Lagune vivante

Dominique WARFA, Lagune morte et autres nou­velles, choix anthologique et post­face de Nico­las Steten­feld, Impres­sions nou­velles, coll. « Espace Nord », 2024, 536 p., 12 € / ePub : 8,99 €, ISBN : 9782875685995

warfa lagune morte et autres nouvellesUne fois de plus, la col­lec­tion Espace Nord joue pleine­ment son rôle pat­ri­mo­ni­al, et nous charme par l’audace et la qual­ité de ses choix. Ain­si, c’est Dominique War­fa qui voit près de cinquante ans d’écriture mis à l’honneur.

Dominique War­fa est une des références en sci­ence-fic­tion fran­coph­o­ne belge. Auteur lié­geois, né en 1954, il se pas­sionne très jeune pour le genre, crée des fanzines, en intè­gre d’autres, écrit des nou­velles et des essais cri­tiques, fait par­tie des quelques aven­turi­ers qui, dès les années 1970, voient dans les inno­va­tions tech­nologiques et les recherch­es sci­en­tifiques des manières de ques­tion­ner l’imaginaire, de ten­ter de mieux com­pren­dre la place de l’homme dans le monde ou, pour repren­dre les mots de Nico­las Steten­feld, qui signe l’excellente pré­face : « offrir aux lecteurs des pistes de réflex­ion sur la manière dont nous habitons, et habiterons demain, un monde en con­stante muta­tion. »
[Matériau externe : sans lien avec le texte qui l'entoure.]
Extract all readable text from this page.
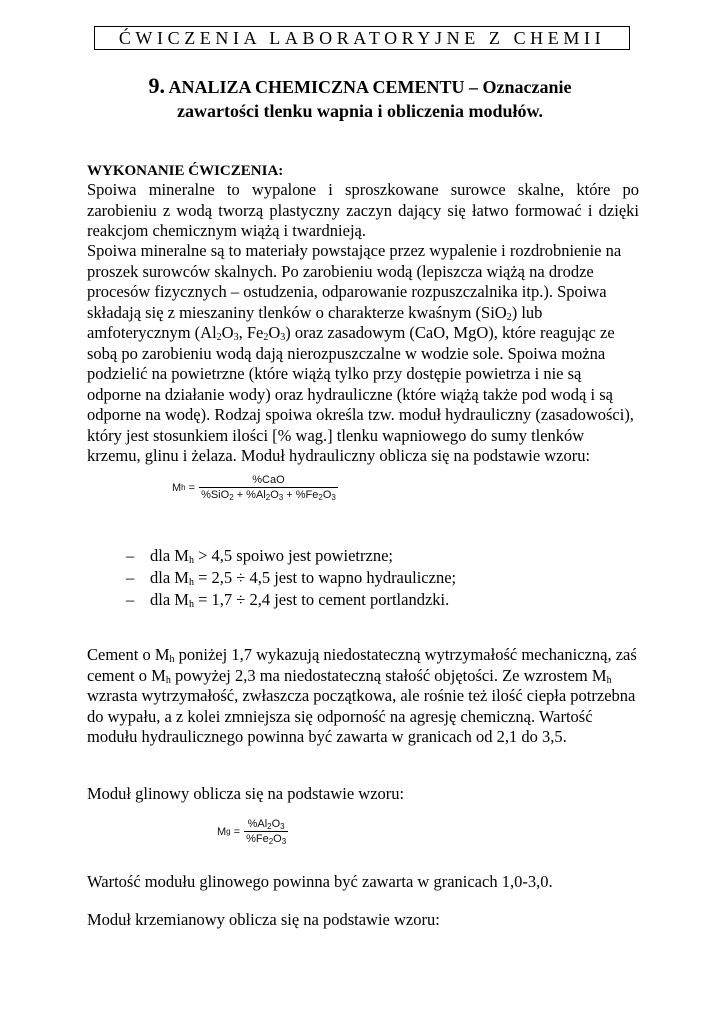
ĆWICZENIA LABORATORYJNE Z CHEMII
9. ANALIZA CHEMICZNA CEMENTU – Oznaczanie
zawartości tlenku wapnia i obliczenia modułów.
WYKONANIE ĆWICZENIA:
Spoiwa mineralne to wypalone i sproszkowane surowce skalne, które po zarobieniu z wodą tworzą plastyczny zaczyn dający się łatwo formować i dzięki reakcjom chemicznym wiążą i twardnieją.
Spoiwa mineralne są to materiały powstające przez wypalenie i rozdrobnienie na proszek surowców skalnych. Po zarobieniu wodą (lepiszcza wiążą na drodze procesów fizycznych – ostudzenia, odparowanie rozpuszczalnika itp.). Spoiwa składają się z mieszaniny tlenków o charakterze kwaśnym (SiO$_2$) lub amfoterycznym ($Al_2O_3$, $Fe_2O_3$) oraz zasadowym (CaO, MgO), które reagując ze sobą po zarobieniu wodą dają nierozpuszczalne w wodzie sole. Spoiwa można podzielić na powietrzne (które wiążą tylko przy dostępie powietrza i nie są odporne na działanie wody) oraz hydrauliczne (które wiążą także pod wodą i są odporne na wodę). Rodzaj spoiwa określa tzw. moduł hydrauliczny (zasadowości), który jest stosunkiem ilości [% wag.] tlenku wapniowego do sumy tlenków krzemu, glinu i żelaza. Moduł hydrauliczny oblicza się na podstawie wzoru:
M $h = \frac{\text{\%CaO}}{\%SiO_2 + \%Al_2O_3 + \%Fe_2O_3}$
– dla $M_h > 4,5$ spoiwo jest powietrzne;
– dla $M_h = 2,5 \div 4,5$ jest to wapno hydrauliczne;
– dla $M_h = 1,7 \div 2,4$ jest to cement portlandzki.
Cement o $M_h$ poniżej 1,7 wykazują niedostateczną wytrzymałość mechaniczną, zaś cement o $M_h$ powyżej 2,3 ma niedostateczną stałość objętości. Ze wzrostem $M_h$ wzrasta wytrzymałość, zwłaszcza początkowa, ale rośnie też ilość ciepła potrzebna do wypału, a z kolei zmniejsza się odporność na agresję chemiczną. Wartość modułu hydraulicznego powinna być zawarta w granicach od 2,1 do 3,5.
Moduł glinowy oblicza się na podstawie wzoru:
M $g = \frac{\%Al_2O_3}{\%Fe_2O_3}$
Wartość modułu glinowego powinna być zawarta w granicach 1,0-3,0.
Moduł krzemianowy oblicza się na podstawie wzoru:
Dix-sept nou­velles, soigneuse­ment sélec­tion­nées sur un demi-siè­cle de foi­son­nement créatif, sont regroupées dans ce recueil, et présen­tées dans l’ordre chronologique de leur paru­tion, de 1976 à 2022. On y vit les affres d’un héros coincé dans une faille tem­porelle, ayant accep­té de servir de cobaye dans une expéri­ence quan­tique pour échap­per à la prison ; on y suit des per­son­nages dont la vie est le rêve d’autres per­son­nages ; on entrevoit un monde où notre esprit serait numérisé, cou­plé avec un sys­tème infor­ma­tique, et notre corps obsolète. Les thèmes qui hantent Dominique War­fa sont ceux qui hantent notre époque, pour peu que nous entrou­vri­ons la porte des mon­des pos­si­bles, et ce sont autant de ques­tions abyssales. Qu’est-ce que le temps ? Qu’est-ce que la réal­ité ? Qu’est-ce que l’identité ? Dans les nou­velles de War­fa, ces ques­tions trou­vent des répons­es inat­ten­dues, trou­blantes, par­fois angois­santes. C’est un avo­cat lié­geois qui se retrou­ve « inver­sé ». Ce sont deux danseurs dans le corps d’un seul, par la ver­tu d’un télécharge­ment expéri­men­tal. C’est une malade qu’on main­tient en vie en pom­pant l’énergie de créa­tures extrater­restres mys­térieuses.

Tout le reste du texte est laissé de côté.